| Finding Kids is calling for a shift in how missing children are described, warning that the term “runaway” often masks serious and growing dangers tied to online grooming and coercion.
“For generations, the word ‘runaway’ has shaped how missing youth are understood,” said Isabelle Finney, CEO of Finding Kids. “It suggests choice and rebellion, as if a child simply decided to leave. What we’re seeing today is very different and far more dangerous.”
The scale of the problem is significant. In 2025, 323,767 reports involving missing children ages 0 to 17 were entered into the FBI’s National Crime Information Center. And in California throughout 2025, the Department of Justice reported 60,438 missing-child reports. Of those, 57,464 were categorized by law enforcement as “runaway,” representing approximately 95% of all missing-child reports in the state. At year’s end, 1,630 California missing-child reports remained unresolved.
Finding Kids believes the default use of “runaway” lowers urgency, reduces media attention, and creates the false impression that a child simply chose danger. “When a child leaves home to meet someone they met online, that is not a runaway,” Finney said. “That child may have been groomed for weeks or months. They may believe they are going to someone who cares about them. The predator waiting often has a very different intent.”
Finding Kids is introducing a more accurate term: Missing and Endangered. “A child can be missing by manipulation,” Finney said. “Predators do not always need force. They use phones, fake identities, promises, and isolation to pull children away from safety.”
Missing and Endangered describes a missing child who leaves a safe environment after being influenced, groomed, coerced, or deceived, often through social media, gaming platforms, messaging apps, or other digital communication. The term does not assume criminal guilt in every case. It forces the right questions from the start: Who was the child talking to? Were promises made? Were secret accounts involved? Was transportation arranged? Was an older person influencing the child? Could the child be moved across jurisdictions?
“The first question should not be, ‘Did the child leave voluntarily?’” Finney said. “The question is, ‘Who influenced that decision, and who benefits from that child being gone?’”
Finding Kids is seeing this danger firsthand. Since 2018, the organization has been involved in 304 missing-child cases, including 72 in 2025. Approximately half involved children who were either suspected or confirmed trafficking victims. “The word ‘runaway’ makes people look backward at the child,” Finney said. “Missing and endangered makes people look outward, at who influenced, targeted, or exploited that child. That shift makes the difference between finding them and leaving them out there alone.”

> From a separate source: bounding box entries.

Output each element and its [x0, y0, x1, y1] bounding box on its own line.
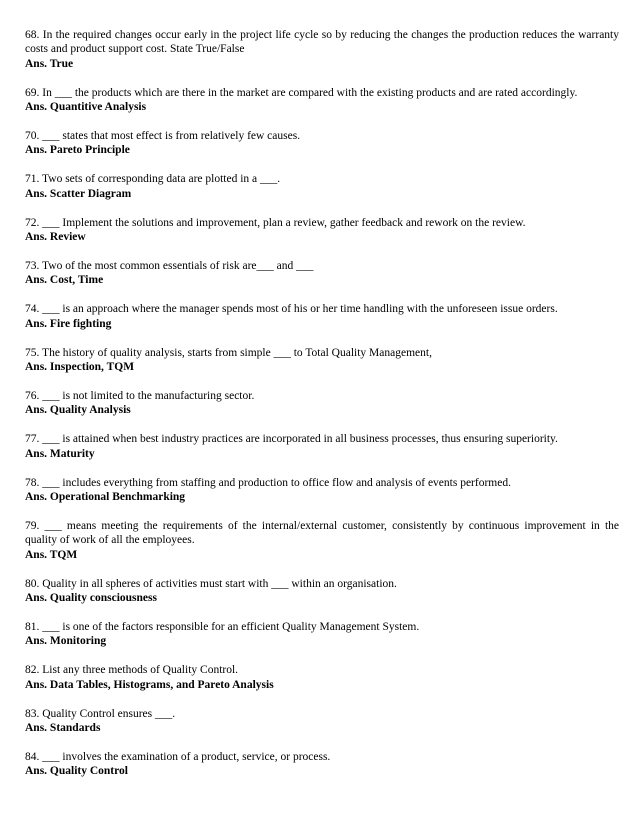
qa-item-70: [25, 129, 619, 158]
question-text: 70. ___ states that most effect is from relatively few causes.: [25, 130, 301, 143]
question-text: 74. ___ is an approach where the manager spends most of his or her time handling with the unforeseen issue orders.: [25, 303, 558, 316]
qa-item-71: [25, 172, 619, 201]
question-text: 79. ___ means meeting the requirements of the internal/external customer, consistently by continuous improvement in the quality of work of all the employees.: [25, 519, 619, 547]
qa-item-80: [25, 577, 619, 606]
question-text: 68. In the required changes occur early in the project life cycle so by reducing the changes the production reduces the warranty costs and product support cost. State True/False: [25, 29, 619, 56]
qa-item-84: [25, 750, 619, 779]
answer-text: Ans. Quality consciousness: [25, 591, 157, 604]
question-text: 83. Quality Control ensures ___.: [25, 707, 176, 720]
question-text: 76. ___ is not limited to the manufacturing sector.: [25, 389, 255, 402]
qa-item-83: [25, 707, 619, 736]
question-text: 72. ___ Implement the solutions and improvement, plan a review, gather feedback and rework on the review.: [25, 216, 526, 229]
answer-text: Ans. Operational Benchmarking: [25, 490, 186, 503]
qa-item-82: [25, 663, 619, 692]
answer-text: Ans. Inspection, TQM: [25, 361, 135, 373]
qa-item-75: [25, 346, 619, 375]
answer-text: Ans. TQM: [25, 548, 78, 561]
question-text: 69. In ___ the products which are there in the market are compared with the existing products and are rated accordingly.: [25, 86, 578, 99]
answer-text: Ans. Monitoring: [25, 635, 107, 648]
qa-item-79: [25, 519, 619, 562]
question-text: 84. ___ involves the examination of a product, service, or process.: [25, 750, 331, 763]
answer-text: Ans. Data Tables, Histograms, and Pareto Analysis: [25, 678, 274, 691]
answer-text: Ans. Standards: [25, 721, 101, 734]
answer-text: Ans. Quality Control: [25, 765, 128, 778]
qa-item-74: [25, 302, 619, 331]
question-text: 82. List any three methods of Quality Control.: [25, 664, 239, 677]
answer-text: Ans. True: [25, 57, 74, 70]
answer-text: Ans. Maturity: [25, 447, 95, 460]
question-text: 81. ___ is one of the factors responsible for an efficient Quality Management System.: [25, 620, 420, 633]
qa-item-77: [25, 432, 619, 461]
qa-item-69: [25, 86, 619, 115]
qa-item-73: [25, 259, 619, 288]
answer-text: Ans. Fire fighting: [25, 317, 112, 330]
question-text: 73. Two of the most common essentials of risk are___ and ___: [25, 259, 314, 272]
question-text: 80. Quality in all spheres of activities must start with ___ within an organisation.: [25, 577, 397, 590]
answer-text: Ans. Review: [25, 231, 86, 244]
qa-item-68: [25, 28, 619, 71]
qa-item-81: [25, 620, 619, 649]
qa-item-72: [25, 216, 619, 245]
qa-item-76: [25, 389, 619, 418]
document-page: [25, 28, 619, 793]
qa-item-78: [25, 476, 619, 505]
answer-text: Ans. Quality Analysis: [25, 404, 131, 417]
question-text: 78. ___ includes everything from staffing and production to office flow and analysis of events performed.: [25, 476, 511, 489]
question-text: 77. ___ is attained when best industry practices are incorporated in all business processes, thus ensuring superiority.: [25, 433, 558, 446]
answer-text: Ans. Quantitive Analysis: [25, 101, 147, 114]
answer-text: Ans. Pareto Principle: [25, 144, 130, 157]
answer-text: Ans. Cost, Time: [25, 274, 104, 287]
answer-text: Ans. Scatter Diagram: [25, 187, 132, 200]
question-text: 75. The history of quality analysis, starts from simple ___ to Total Quality Management,: [25, 346, 432, 359]
question-text: 71. Two sets of corresponding data are plotted in a ___.: [25, 173, 281, 186]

“Every hour a vulnerable child is disconnected from safety increases their risk,” Finney said. “The longer they are missing, the more opportunity predators have to isolate, move, and exploit them.”
Finding Kids supports clear policies that no missing child under the age of 18 should be publicly described as a “runaway” in official communications when grooming, coercion, exploitation, online influence, or unknown risk may be involved. The required baseline should be Missing and Endangered Child. Further, Finding Kids urges law enforcement agencies, child welfare systems, schools, media outlets, and public agencies to adopt language that keeps the focus on the child’s safety, the circumstances surrounding the disappearance, and the need for immediate action. Public communications should use neutral, protective, urgency-driven terms that help families, communities, and investigators locate the child quickly while avoiding assumptions that may minimize risk.
“Words shape urgency, and urgency drives action,” Finney said. “Immediate action determines whether a child is found quickly or left in danger. It is time to stop calling these children runaways when the reality is far more dangerous.”